Thank you for posting what is now my new screensaver! Yes it brought back memories. Actually it IS relevant to Outer Boroughs board because I thought that the word "dongbei", northeast, as used in several restaurants in Flushing (Waterfront Int'l, etc) referred to Manchuria, other people said the term was used more broadly, and here it is, the characters clearly appearing in the photo, used by a restaurant in Peking.
Another day, another casserole. I went for my second visit tonight, and the food was as good as I remembered. I went at about 6:30 because today is the double ten holiday and I was afraid it would be full. Indeed, it almost was, but I got one of the few tables.
I ordered a seafood and eggplant casserole with spicy sauce. Again, I've had this sort of thing before, but here it's just done better. Far better. The seafood is better quality, the sauce (not very spicy) is superior, and they didn't do what far too many places do: fill the clay pot with cheap eggplant. Here, there was a generous portion of seafood. Everything melded together to make a lovely eggplant bouillabaise.

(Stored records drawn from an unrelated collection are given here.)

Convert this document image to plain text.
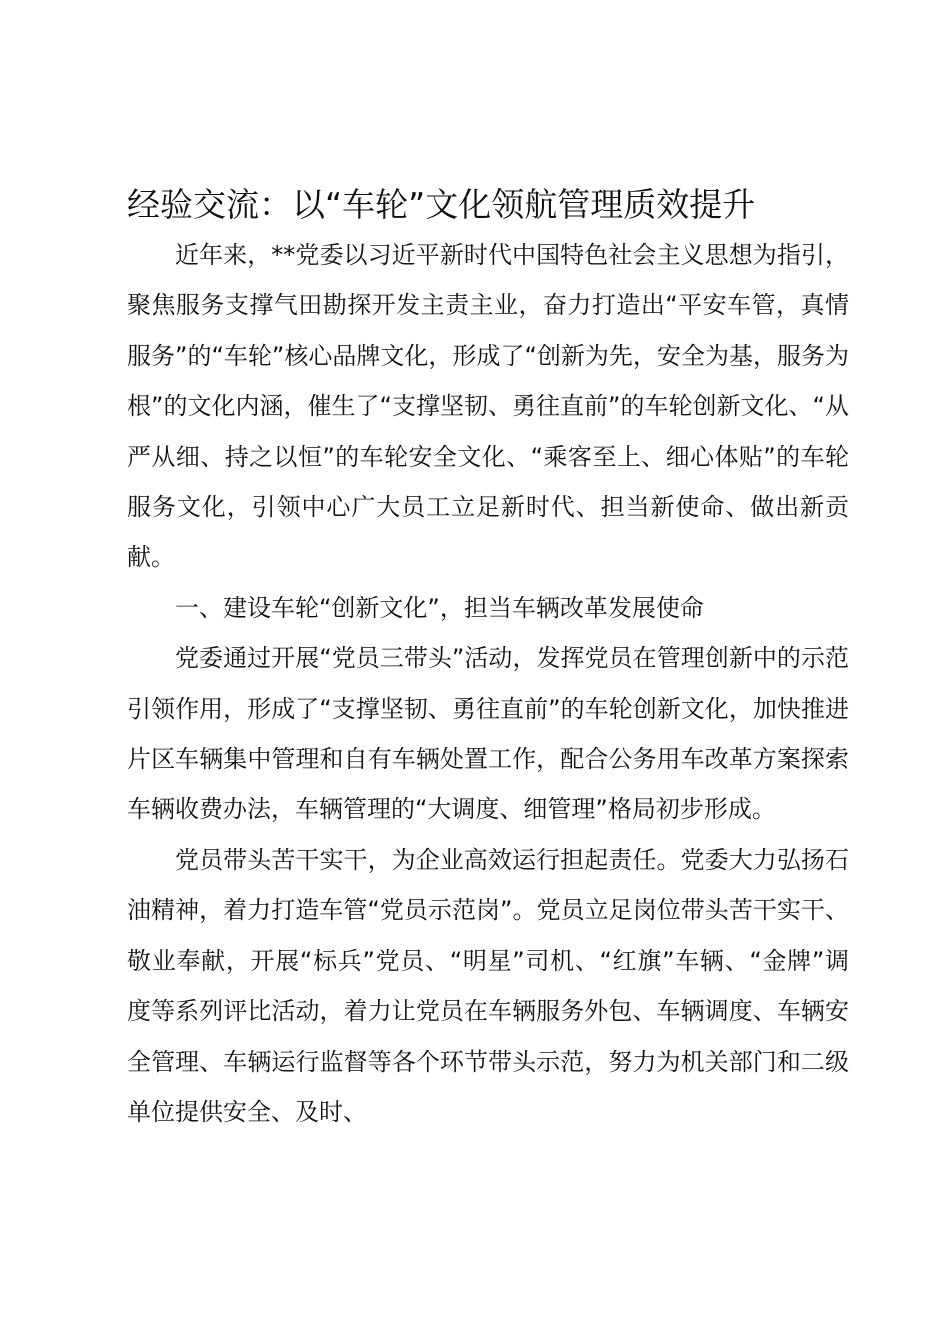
经验交流：以“车轮”文化领航管理质效提升

近年来，**党委以习近平新时代中国特色社会主义思想为指引，聚焦服务支撑气田勘探开发主责主业，奋力打造出“平安车管，真情服务”的“车轮”核心品牌文化，形成了“创新为先，安全为基，服务为根”的文化内涵，催生了“支撑坚韧、勇往直前”的车轮创新文化、“从严从细、持之以恒”的车轮安全文化、“乘客至上、细心体贴”的车轮服务文化，引领中心广大员工立足新时代、担当新使命、做出新贡献。

一、建设车轮“创新文化”，担当车辆改革发展使命

党委通过开展“党员三带头”活动，发挥党员在管理创新中的示范引领作用，形成了“支撑坚韧、勇往直前”的车轮创新文化，加快推进片区车辆集中管理和自有车辆处置工作，配合公务用车改革方案探索车辆收费办法，车辆管理的“大调度、细管理”格局初步形成。

党员带头苦干实干，为企业高效运行担起责任。党委大力弘扬石油精神，着力打造车管“党员示范岗”。党员立足岗位带头苦干实干、敬业奉献，开展“标兵”党员、“明星”司机、“红旗”车辆、“金牌”调度等系列评比活动，着力让党员在车辆服务外包、车辆调度、车辆安全管理、车辆运行监督等各个环节带头示范，努力为机关部门和二级单位提供安全、及时、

I can't wait to go back. (Not true literally since the portion is generous and I'm full.)
I went there last night and ordered for a group of 8. I think this may be the best Cantonese in the city, period. Easily the best Cantonese meal I've had in at least 2 years, before Ping's started going downhill. Total check (before tip) $181--with generous tip $28 per person, 11 beers included.
Dungeness crab with glutenous rice
Pan fried noodle with mixed seafood
Ong choi (Chinese water spinach) with preserved bean curd sauce & garlic
Fried lamb (actually rib chops, mildly cumin spiced)
Sizzling sable fish (black cod) with black pepper sauce
Salt & pepper squid (I do prefer a lighter breading than theirs, but still excellent)
Peking pork chops
Snow pea leaves with crab meat
Everything perfectly prepared and subtle. Nothing too salty, greasy or heavy. The crab, lamb and sable dishes are house specialties. I don't think I've seen sable in a Chinese restaurant before. The fatty fish was wonderfully luxuriant. The entire table was ecstatic. It's difficult to bat 1000 at a Chinese restaurant, and here nobody had any complaints about any dish. They have pea leaves on the menu several ways, but the crab meat sauce was an off menu request I made since that's my favorite preparation. They did a great job. The vegetables, salt & pepper squid, chow mein (pan fried noodles) and Peking pork chops are among my standard benchmark dishes that passed admirably.